Si certains milieux politiques interprètent cette décision de la présidence de passer à l’acte comme une « contre-attaque légitime » de la part d’une instance qui se sent visée, certains, comme Moustapha Allouche, membre du bureau politique du courant du Futur, la réduisent à une « simple réaction » aux manifestations de dimanche.
« Ce genre d’agissements n’a aucun sens si les personnes concernées ne sont pas identifiées », précise-t-il à L’OLJ, estimant que « personne n’a intérêt à mettre des bâtons dans les roues du régime ». Un point de vue que le CPL ne partage naturellement pas. Les milieux de cette formation évitent cependant de pointer un doigt accusateur en direction d’une partie bien déterminée.
« Il y a certains qui ne veulent pas voir le sexennat réussir », se contente de déplorer Eddy Maalouf, député CPL du Metn, interrogé par L’OLJ, jugeant « intolérable » de « faire assumer au président de la République la responsabilité de plus de trois décennies d’erreurs ».

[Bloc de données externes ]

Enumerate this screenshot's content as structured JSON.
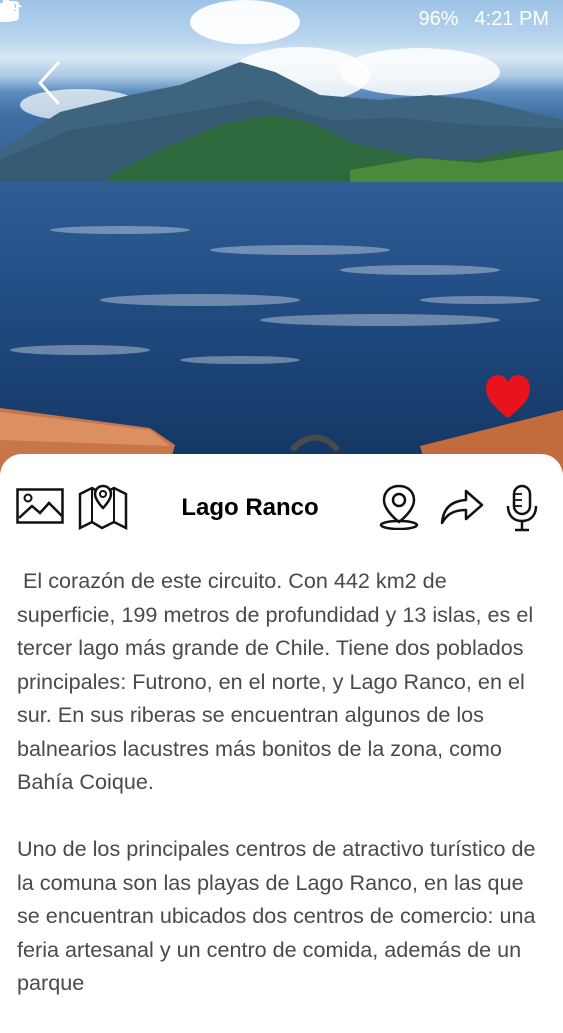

« On ne pouvait entamer le processus de redressement du pays avant de voter une nouvelle loi électorale et de procéder à des nominations administratives. Et c’est ce qui a été fait durant les trois premières années du mandat Aoun », explique encore M. Maalouf.
Les propos du député du Metn déplorant implicitement des tentatives de mettre en échec le mandat Aoun interviennent à l’heure où plusieurs ténors du CPL, dont son chef, Gebran Bassil, semblent adhérer à la théorie du complot pour expliquer la toute dernière explosion de colère populaire.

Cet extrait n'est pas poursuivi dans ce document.